S. Arasapriya, a 26-year-old front-line worker, has had an eventful first year as a doctor, but has no time to celebrate. Posted in the COVID-19 ward of the Ranee’s Government Hospital here, she had stayed at the doctor’s room for over a month. Then she was allotted quarters on the campus of the Pudukottai Government Medical College Hospital.

“My life has changed in more ways than I can count,” she says. After graduating from the K.A.P. Viswanatham Government Medical College last year, she was posted as a medical officer at the Primary Healthcare Centre at Neerpalani in the Viralimalai block last July.

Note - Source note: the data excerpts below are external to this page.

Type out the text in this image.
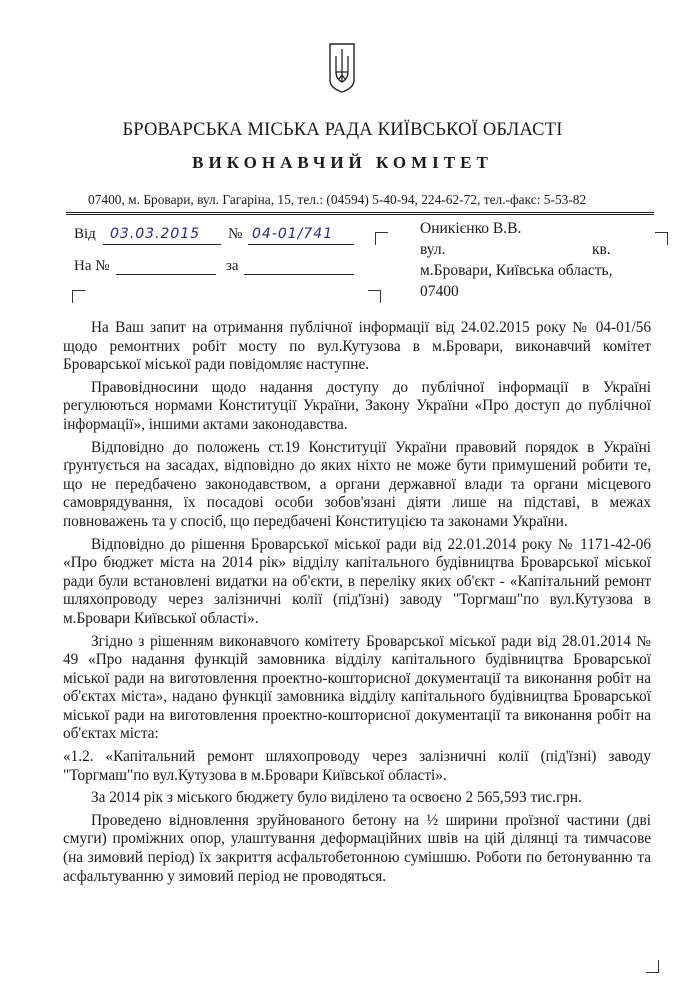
БРОВАРСЬКА МІСЬКА РАДА КИЇВСЬКОЇ ОБЛАСТІ
ВИКОНАВЧИЙ КОМІТЕТ
07400, м. Бровари, вул. Гагаріна, 15, тел.: (04594) 5-40-94, 224-62-72, тел.-факс: 5-53-82
Від 03.03.2015 № 04-01/741
На №	за
Оникієнко В.В.
вул.	кв.
м.Бровари, Київська область,
07400

На Ваш запит на отримання публічної інформації від 24.02.2015 року № 04-01/56 щодо ремонтних робіт мосту по вул.Кутузова в м.Бровари, виконавчий комітет Броварської міської ради повідомляє наступне.

Правовідносини щодо надання доступу до публічної інформації в Україні регулюються нормами Конституції України, Закону України «Про доступ до публічної інформації», іншими актами законодавства.

Відповідно до положень ст.19 Конституції України правовий порядок в Україні ґрунтується на засадах, відповідно до яких ніхто не може бути примушений робити те, що не передбачено законодавством, а органи державної влади та органи місцевого самоврядування, їх посадові особи зобов'язані діяти лише на підставі, в межах повноважень та у спосіб, що передбачені Конституцією та законами України.

Відповідно до рішення Броварської міської ради від 22.01.2014 року № 1171-42-06 «Про бюджет міста на 2014 рік» відділу капітального будівництва Броварської міської ради були встановлені видатки на об'єкти, в переліку яких об'єкт - «Капітальний ремонт шляхопроводу через залізничні колії (під'їзні) заводу "Торгмаш"по вул.Кутузова в м.Бровари Київської області».

Згідно з рішенням виконавчого комітету Броварської міської ради від 28.01.2014 № 49 «Про надання функцій замовника відділу капітального будівництва Броварської міської ради на виготовлення проектно-кошторисної документації та виконання робіт на об'єктах міста», надано функції замовника відділу капітального будівництва Броварської міської ради на виготовлення проектно-кошторисної документації та виконання робіт на об'єктах міста:

«1.2. «Капітальний ремонт шляхопроводу через залізничні колії (під'їзні) заводу "Торгмаш"по вул.Кутузова в м.Бровари Київської області».

За 2014 рік з міського бюджету було виділено та освоєно 2 565,593 тис.грн.

Проведено відновлення зруйнованого бетону на ½ ширини проїзної частини (дві смуги) проміжних опор, улаштування деформаційних швів на цій ділянці та тимчасове (на зимовий період) їх закриття асфальтобетонною сумішшю. Роботи по бетонуванню та асфальтуванню у зимовий період не проводяться.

In November, she was transferred to Ranee’s Government Hospital at Pudukottai. “From November to March, I was posted at the outpatient ward; but in March 2020, I was moved to the COVID-19 ward,” she says.

Since she was initially deputed at Neerpalani, the quarters given to her, too, was there, but travel during the lockdown was difficult. From March to mid-May, Dr. Arasapriya chose to stay at the duty doctor’s room at Ranee’s Government Hospital. “I felt that I could help two more patients instead of travelling 60 km a day.”

‘Bravery part of the job’

Asked if she was afraid of contracting the infection, she laughs. “My job revolves around being brave. Even if I am afraid, I cannot show it. I was a house surgeon in Tiruchi when H1N1 was spreading. Although there were not too many cases, that was my first experience with a serious communicable disease,” she says.

A day in Dr. Arasapriya’s life at the COVID-19 ward involves a six-hour shift in the day, or a 12-hour shift at night. A shift begins with the laborious task of wearing the PPE, she says. “Our Chief of Medicine trained us in putting it on properly as early as March. As it was very hot in the PPE, we struggled with dehydration. But it is all routine now,” she says.

After the suits are on, the doctors enter the COVID-19 ICU ward and check the vitals of all patients. Dr. Arasapriya says, “It is important to note them down. While patients at the COVID-19 general ward can complain about inconvenience and pain, these patients cannot and it is important to see them first.” Special care is also given to post-natal mothers who have tested positive.

“When Pudukottai saw its first COVID-19 death, we were all dejected,” she says. “The patient and his 12 family members were all admitted to the ward. After he died, I could not look them in the face. What can I say to console them? They saw him die,” she says.

At the Doctors’ Day Celebration at the Pudukottai Government Medical College Hospital, Dr. Arasapriya was given the ‘Best COVID Warrior’ award. “When I walked into the hospital, I did not know anyone in Pudukottai; but soon, I realised many former professors from Tiruchi were here. They have been my family away from home,” she says. “Following the doctors’ recommendation, a room in the campus quarters was given to me. Without them, I would not have had anyone to talk to,” she says.

Only after she received the award did many of her family members know of her posting, she laughs. She has not seen her family based in Madurai since February. “I’ve answered so many calls from the extended family, neighbours and friends, assuring them that I am safe.” Her parents pray for her every day on a video call.

“They know that I will prioritise my patients and so they remind me to stay safe,” she adds.